Advanced integration modules and architecture, like the Bank of England’s interoperability module for the digital pound, illustrate how middleware can route messages between different payment platforms and systems, protecting data privacy via encryption and pseudonymisation. Such modular architectures enable integration while respecting platform boundaries and user privacy.

Digital public infrastructure integration, combining fast payment networks with interoperable digital identity frameworks, enhances onboarding, reduces fraud, unifies user experience across providers, and enables offline transaction capabilities, thereby addressing friction in integration and expanding reach into underserved communities.

While these strategies partly overcome fragmentation and integration challenges, liquidity fragmentation and operational complexity in multi-rail environments still demand innovative solutions to achieve fully seamless real-time payment interoperability. Mastercard projects a 289% growth in real-time payments transaction value from 2023 to 2030, driven by the expansion beyond peer-to-peer and consumer-to-business into business-to-business and business-to-consumer use cases.

The journey toward a unified, resilient real-time payment infrastructure requires coordinated efforts from financial institutions, technology providers, and policymakers. The growing demand for real-time payments, with 8 in 10 respondents to the 2025 U.S. Faster Payments Barometer considering them a "must-have" capability, underscores the urgency for action.

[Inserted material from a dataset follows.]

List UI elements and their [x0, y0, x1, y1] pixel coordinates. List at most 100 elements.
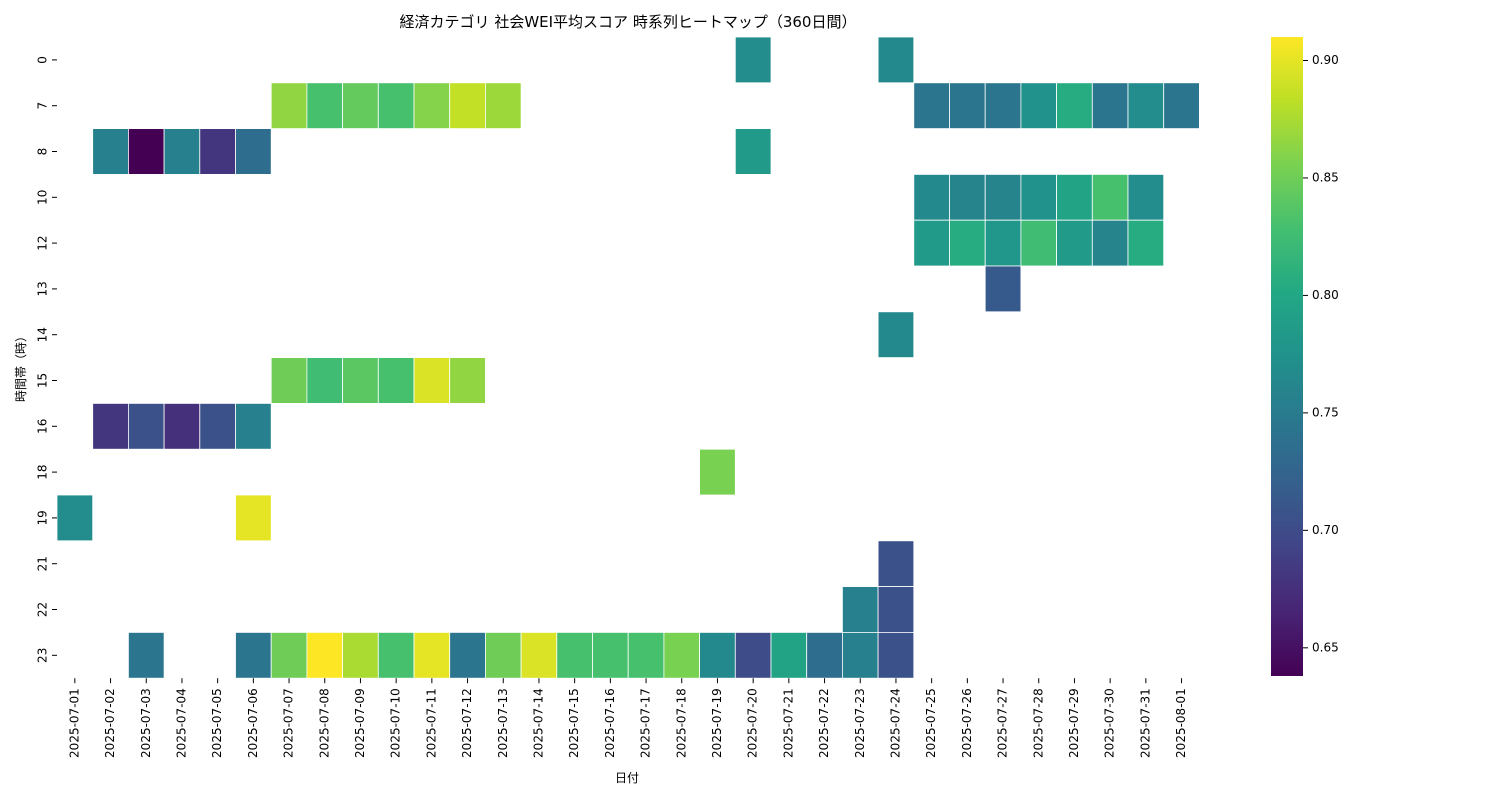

[1] "Instant Impact: Why Real-Time Payment Success Hinges on Optionality" (Intelligence report) [2] "Achieving Interoperability in Real-Time Payment Systems" (Whitepaper) [3] "The Future of Real-Time Payments: Opportunities and Challenges" (Research report) [4] "Designing Interoperable Real-Time Payment Systems: A Case Study of the Bank of England's Interoperability Module" (Academic paper) [5] "Digital Identity and Fast Payments: A Framework for Integration" (Policy brief)

  1. The shift towards interoperable real-time payment systems, as demonstrated by data from the IMF, is driven by the potential benefits, such as reducing costs, fraud, and operational complexities, in promoting retail digital payments and financial inclusion.
  2. In the market, many financial institutions are adopting a "dual-rail" approach, connecting to both RTP® network and FedNow® Service, to ensure comprehensive market access, despite adding complexity and costs.
  3. To address inconsistent capabilities across banking partners, key strategies are being pursued, such as regulatory and standards convergence, advanced integration modules and architecture, and digital public infrastructure integration.
  4. Regulatory and standards convergence, like the EU’s Instant Payments Regulation (IPR) and the U.S. Federal Reserve’s migration to the ISO 20022 messaging standard, aim to harmonize compliance, data formats, and operational rules among RTP schemes for smoother interoperability.
  5. Advanced integration modules and architecture, like the Bank of England’s interoperability module for the digital pound, can route messages between different payment platforms and systems, protecting data privacy via encryption and pseudonymisation.
  6. Digital public infrastructure integration, combining fast payment networks with interoperable digital identity frameworks, can enhance onboarding, reduce fraud, unify user experience across providers, and enable offline transaction capabilities, thereby addressing friction in integration and expanding reach into underserved communities.